As the U.S. and its allies in the region began their air campaign to fight the Islamic State group in Syria Monday, one question remained unanswered: What about Syrian President Bashar Assad? President Barack Obama has called Assad's regime one "that will never regain the legitimacy it has lost.” With the U.S. focused on taking out one of Assad's most powerful enemies within Syria, however, the airstrikes will likely allow Assad to make territorial gains and strengthen his hold amid a three-year civil war that has left 191,000 people dead and at least 10.8 million people in need of humanitarian assistance.
“All indications are that the Assad regime is going to double down on armed opposition groups in Syria, particularly in Western Syria, that threaten the core heartland of support for the Assad regime,” said Nicholas A. Heras, a Middle East researcher at the Center for New American Security. Assad will focus on rebellious regions, including the Homs governorate, the Hama governorate, the Latakia governorate and parts of Damascus and the Aleppo province, Heras said. U.S. airstrikes will be largely concentrated miles away in Raqqa, the so-called capital of the Islamic State, also known as ISIS and ISIL.
Obama said earlier this month that a military campaign in Syria would not be exploited to bolster the Assad regime, even if the two share a common enemy in ISIS. A State Department spokeswoman insisted Tuesday that the Obama administration did not coordinate with the Syrian government before it launched the air campaign. The Syrian government said early Tuesday that it had received notice before the strikes began.
While the U.S. has refused to directly help the Syrian regime, some experts argued that it would happen regardless. “It’s just as likely the strikes will weaken ISIS, allowing the Syrian regime to focus on its goal of crushing other rebel groups, meaning that American fighter planes would effectively be acting as Assad’s air force,” Slate writer Joshua Keating wrote.

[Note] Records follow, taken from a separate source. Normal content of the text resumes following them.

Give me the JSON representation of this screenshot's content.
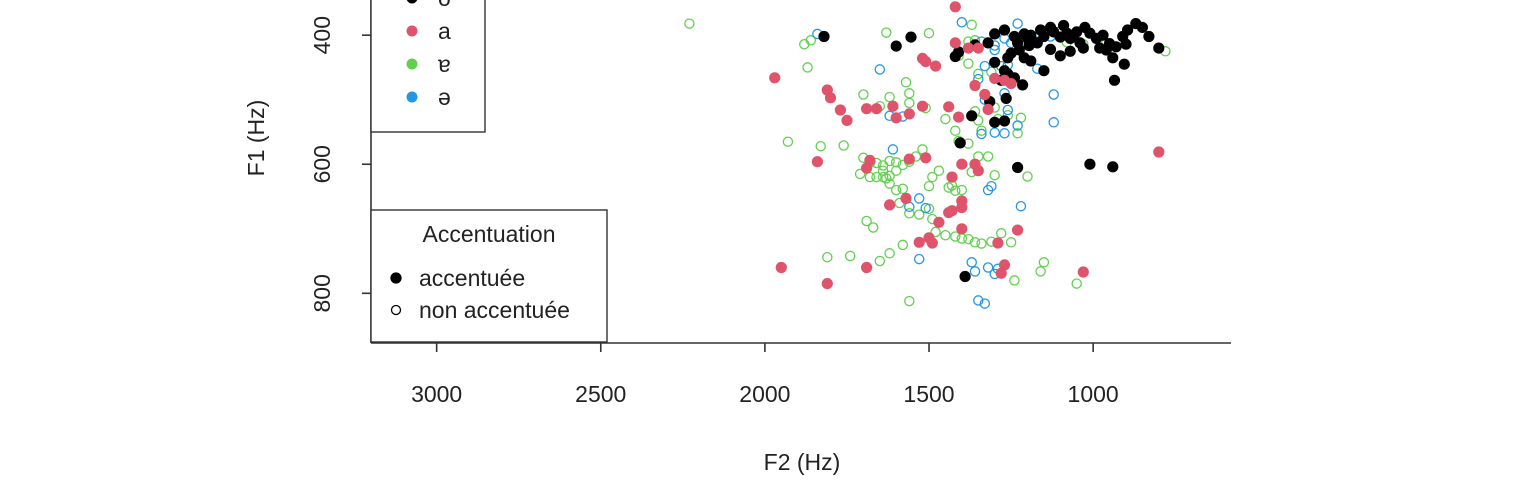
{
  "chart_data": {
    "type": "scatter",
    "xlabel": "F2 (Hz)",
    "ylabel": "F1 (Hz)",
    "x_reversed": true,
    "y_reversed": true,
    "xlim": [
      3200,
      580
    ],
    "ylim": [
      330,
      877
    ],
    "xticks": [
      3000,
      2500,
      2000,
      1500,
      1000
    ],
    "yticks": [
      400,
      600,
      800
    ],
    "grid": false,
    "colors": {
      "o": "#000000",
      "a": "#df536b",
      "ɐ": "#61d04f",
      "ə": "#2297e6"
    },
    "legend_vowel": {
      "placement": "top-left",
      "entries": [
        {
          "label": "o",
          "color": "#000000"
        },
        {
          "label": "a",
          "color": "#df536b"
        },
        {
          "label": "ɐ",
          "color": "#61d04f"
        },
        {
          "label": "ə",
          "color": "#2297e6"
        }
      ]
    },
    "legend_accent": {
      "placement": "bottom-left",
      "title": "Accentuation",
      "entries": [
        {
          "label": "accentuée",
          "marker": "filled-circle"
        },
        {
          "label": "non accentuée",
          "marker": "open-circle"
        }
      ]
    },
    "series": [
      {
        "vowel": "o",
        "accent": "accentuée",
        "points": [
          [
            1820,
            402
          ],
          [
            1555,
            403
          ],
          [
            1600,
            417
          ],
          [
            1360,
            415
          ],
          [
            1410,
            426
          ],
          [
            1300,
            442
          ],
          [
            1260,
            435
          ],
          [
            1225,
            423
          ],
          [
            1195,
            416
          ],
          [
            1170,
            412
          ],
          [
            1150,
            402
          ],
          [
            1120,
            395
          ],
          [
            1100,
            403
          ],
          [
            1080,
            397
          ],
          [
            1060,
            403
          ],
          [
            1040,
            412
          ],
          [
            1010,
            397
          ],
          [
            990,
            405
          ],
          [
            970,
            400
          ],
          [
            950,
            413
          ],
          [
            930,
            418
          ],
          [
            910,
            402
          ],
          [
            895,
            392
          ],
          [
            870,
            382
          ],
          [
            850,
            388
          ],
          [
            830,
            402
          ],
          [
            800,
            420
          ],
          [
            900,
            414
          ],
          [
            1025,
            388
          ],
          [
            1050,
            395
          ],
          [
            1090,
            385
          ],
          [
            1130,
            388
          ],
          [
            1160,
            392
          ],
          [
            1190,
            400
          ],
          [
            1210,
            398
          ],
          [
            1240,
            402
          ],
          [
            1270,
            392
          ],
          [
            1300,
            398
          ],
          [
            1320,
            412
          ],
          [
            1230,
            412
          ],
          [
            1250,
            428
          ],
          [
            1210,
            435
          ],
          [
            1190,
            440
          ],
          [
            1150,
            455
          ],
          [
            1100,
            432
          ],
          [
            1070,
            425
          ],
          [
            1030,
            420
          ],
          [
            980,
            420
          ],
          [
            960,
            423
          ],
          [
            940,
            435
          ],
          [
            905,
            445
          ],
          [
            935,
            470
          ],
          [
            1270,
            455
          ],
          [
            1260,
            460
          ],
          [
            1240,
            466
          ],
          [
            1280,
            470
          ],
          [
            1215,
            477
          ],
          [
            1315,
            503
          ],
          [
            1265,
            498
          ],
          [
            1300,
            535
          ],
          [
            1270,
            533
          ],
          [
            1370,
            525
          ],
          [
            1405,
            567
          ],
          [
            1230,
            605
          ],
          [
            1010,
            600
          ],
          [
            940,
            604
          ],
          [
            1390,
            774
          ],
          [
            1420,
            433
          ],
          [
            1130,
            422
          ],
          [
            1070,
            405
          ],
          [
            1200,
            405
          ]
        ]
      },
      {
        "vowel": "a",
        "accent": "accentuée",
        "points": [
          [
            1520,
            436
          ],
          [
            1510,
            441
          ],
          [
            1480,
            448
          ],
          [
            1420,
            412
          ],
          [
            1420,
            356
          ],
          [
            1380,
            420
          ],
          [
            1350,
            420
          ],
          [
            1300,
            467
          ],
          [
            1270,
            470
          ],
          [
            1250,
            475
          ],
          [
            1970,
            466
          ],
          [
            1810,
            485
          ],
          [
            1800,
            497
          ],
          [
            1770,
            516
          ],
          [
            1690,
            514
          ],
          [
            1660,
            514
          ],
          [
            1610,
            510
          ],
          [
            1600,
            528
          ],
          [
            1750,
            532
          ],
          [
            1560,
            522
          ],
          [
            1520,
            510
          ],
          [
            1440,
            511
          ],
          [
            1410,
            527
          ],
          [
            1360,
            478
          ],
          [
            1330,
            492
          ],
          [
            1320,
            515
          ],
          [
            1840,
            596
          ],
          [
            1680,
            594
          ],
          [
            1690,
            606
          ],
          [
            1560,
            592
          ],
          [
            1510,
            590
          ],
          [
            1400,
            600
          ],
          [
            1360,
            600
          ],
          [
            1350,
            610
          ],
          [
            1430,
            620
          ],
          [
            1400,
            657
          ],
          [
            1400,
            667
          ],
          [
            1430,
            672
          ],
          [
            1440,
            675
          ],
          [
            1470,
            690
          ],
          [
            1400,
            700
          ],
          [
            1500,
            714
          ],
          [
            1530,
            721
          ],
          [
            1490,
            722
          ],
          [
            1230,
            702
          ],
          [
            1290,
            722
          ],
          [
            1270,
            756
          ],
          [
            1280,
            769
          ],
          [
            1030,
            767
          ],
          [
            1950,
            760
          ],
          [
            1690,
            760
          ],
          [
            1810,
            785
          ],
          [
            800,
            581
          ],
          [
            1620,
            663
          ],
          [
            1570,
            653
          ]
        ]
      },
      {
        "vowel": "ɐ",
        "accent": "non accentuée",
        "points": [
          [
            2230,
            382
          ],
          [
            1630,
            396
          ],
          [
            1500,
            397
          ],
          [
            1370,
            384
          ],
          [
            1380,
            410
          ],
          [
            1360,
            408
          ],
          [
            1880,
            414
          ],
          [
            1860,
            408
          ],
          [
            1870,
            450
          ],
          [
            780,
            425
          ],
          [
            1410,
            432
          ],
          [
            1380,
            444
          ],
          [
            1350,
            460
          ],
          [
            1310,
            457
          ],
          [
            1100,
            432
          ],
          [
            1080,
            411
          ],
          [
            1030,
            414
          ],
          [
            960,
            412
          ],
          [
            1570,
            473
          ],
          [
            1560,
            490
          ],
          [
            1560,
            505
          ],
          [
            1620,
            496
          ],
          [
            1650,
            510
          ],
          [
            1700,
            492
          ],
          [
            1510,
            513
          ],
          [
            1450,
            530
          ],
          [
            1420,
            548
          ],
          [
            1410,
            564
          ],
          [
            1380,
            568
          ],
          [
            1360,
            518
          ],
          [
            1350,
            532
          ],
          [
            1340,
            548
          ],
          [
            1300,
            512
          ],
          [
            1290,
            530
          ],
          [
            1260,
            524
          ],
          [
            1220,
            528
          ],
          [
            1230,
            552
          ],
          [
            1930,
            565
          ],
          [
            1830,
            572
          ],
          [
            1760,
            571
          ],
          [
            1700,
            590
          ],
          [
            1680,
            598
          ],
          [
            1660,
            598
          ],
          [
            1640,
            602
          ],
          [
            1620,
            595
          ],
          [
            1600,
            597
          ],
          [
            1580,
            601
          ],
          [
            1560,
            596
          ],
          [
            1540,
            588
          ],
          [
            1520,
            577
          ],
          [
            1620,
            618
          ],
          [
            1600,
            610
          ],
          [
            1640,
            610
          ],
          [
            1660,
            620
          ],
          [
            1680,
            620
          ],
          [
            1710,
            615
          ],
          [
            1640,
            620
          ],
          [
            1630,
            622
          ],
          [
            1620,
            630
          ],
          [
            1580,
            638
          ],
          [
            1600,
            640
          ],
          [
            1470,
            610
          ],
          [
            1490,
            620
          ],
          [
            1500,
            634
          ],
          [
            1440,
            636
          ],
          [
            1430,
            633
          ],
          [
            1420,
            641
          ],
          [
            1400,
            640
          ],
          [
            1370,
            612
          ],
          [
            1350,
            588
          ],
          [
            1320,
            588
          ],
          [
            1300,
            617
          ],
          [
            1200,
            619
          ],
          [
            1590,
            660
          ],
          [
            1560,
            676
          ],
          [
            1530,
            678
          ],
          [
            1500,
            669
          ],
          [
            1490,
            685
          ],
          [
            1480,
            705
          ],
          [
            1450,
            710
          ],
          [
            1420,
            712
          ],
          [
            1400,
            715
          ],
          [
            1380,
            716
          ],
          [
            1360,
            721
          ],
          [
            1340,
            723
          ],
          [
            1310,
            720
          ],
          [
            1280,
            707
          ],
          [
            1250,
            721
          ],
          [
            1690,
            688
          ],
          [
            1670,
            698
          ],
          [
            1580,
            725
          ],
          [
            1620,
            738
          ],
          [
            1650,
            750
          ],
          [
            1740,
            742
          ],
          [
            1810,
            744
          ],
          [
            1560,
            812
          ],
          [
            1240,
            780
          ],
          [
            1160,
            766
          ],
          [
            1050,
            785
          ],
          [
            1150,
            752
          ]
        ]
      },
      {
        "vowel": "ə",
        "accent": "non accentuée",
        "points": [
          [
            1400,
            380
          ],
          [
            1230,
            382
          ],
          [
            1340,
            410
          ],
          [
            1300,
            416
          ],
          [
            1270,
            405
          ],
          [
            1250,
            412
          ],
          [
            1190,
            400
          ],
          [
            1170,
            410
          ],
          [
            1130,
            402
          ],
          [
            1300,
            423
          ],
          [
            1260,
            446
          ],
          [
            1170,
            452
          ],
          [
            1120,
            492
          ],
          [
            1120,
            535
          ],
          [
            1330,
            500
          ],
          [
            1350,
            468
          ],
          [
            1330,
            448
          ],
          [
            1280,
            448
          ],
          [
            1270,
            490
          ],
          [
            1260,
            516
          ],
          [
            1340,
            553
          ],
          [
            1300,
            551
          ],
          [
            1270,
            552
          ],
          [
            1230,
            540
          ],
          [
            1650,
            453
          ],
          [
            1610,
            510
          ],
          [
            1620,
            525
          ],
          [
            1580,
            526
          ],
          [
            1610,
            577
          ],
          [
            1560,
            666
          ],
          [
            1530,
            653
          ],
          [
            1510,
            668
          ],
          [
            1320,
            640
          ],
          [
            1310,
            634
          ],
          [
            1220,
            665
          ],
          [
            1530,
            747
          ],
          [
            1370,
            752
          ],
          [
            1360,
            766
          ],
          [
            1320,
            760
          ],
          [
            1290,
            762
          ],
          [
            1300,
            770
          ],
          [
            1350,
            811
          ],
          [
            1330,
            816
          ],
          [
            1840,
            398
          ],
          [
            1100,
            394
          ]
        ]
      }
    ]
  }
}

Despite several threats to intervene because of the Assad regime’s violence against its own people, the U.S. has long resisted direct involvement in Syria's brutal civil war. That changed Monday when the U.S. launched the air campaign to “degrade and destroy” ISIS. At least 70 ISIS fighters and eight civilians were killed.
Assad turned a blind eye to ISIS months ago after the militants began attacking other rebel groups that were targeting his regime. Seeing a small window of unspoken cooperation, Assad and ISIS began a kind of passive relationship that involved taking out shared enemies. But that de facto truce changed after ISIS declared a caliphate earlier this summer, indicating its desire to establish a government across Syria, Iraq and other parts of the region, with its headquarters in Raqqa.
Bashar Assad, 49, took power in 2000 after his father, Hafez Assad, died of a heart attack after 29 years in office. Bashar Assad served as a colonel in the Syrian Army before becoming president. His regime has been defined by a series of bloody attacks against the Syrian people, resulting in sanctions against Syria and Assad's family from Europe and the U.S. He was re-elected with 88.7 percent of the vote in 2014.
Two months after the civil war started in March 2011, Obama condemned Assad for refusing to step down. Syrians have displayed “courage in demanding a transition to democracy [but Assad’s regime] has chosen the path of murder and the mass arrests of its citizens,” Obama said. “President Assad now has a choice: He can lead that transition, or get out of the way.”
Some activists in Syria said the U.S. is making a mistake by leaving Assad in power.
“ISIS will not get down and get out of Raqqa just because of the airstrikes,” Abu Ibrahim al-Raqqawi told the International Business Times over Skype. Ibrahim is a member of the activist organization “Raqqa Is Being Slaughtered Silently” that documents ISIS crimes in the militia’s de facto headquarters. “First take out Assad, then ISIS. So the FSA can fight only ISIS.”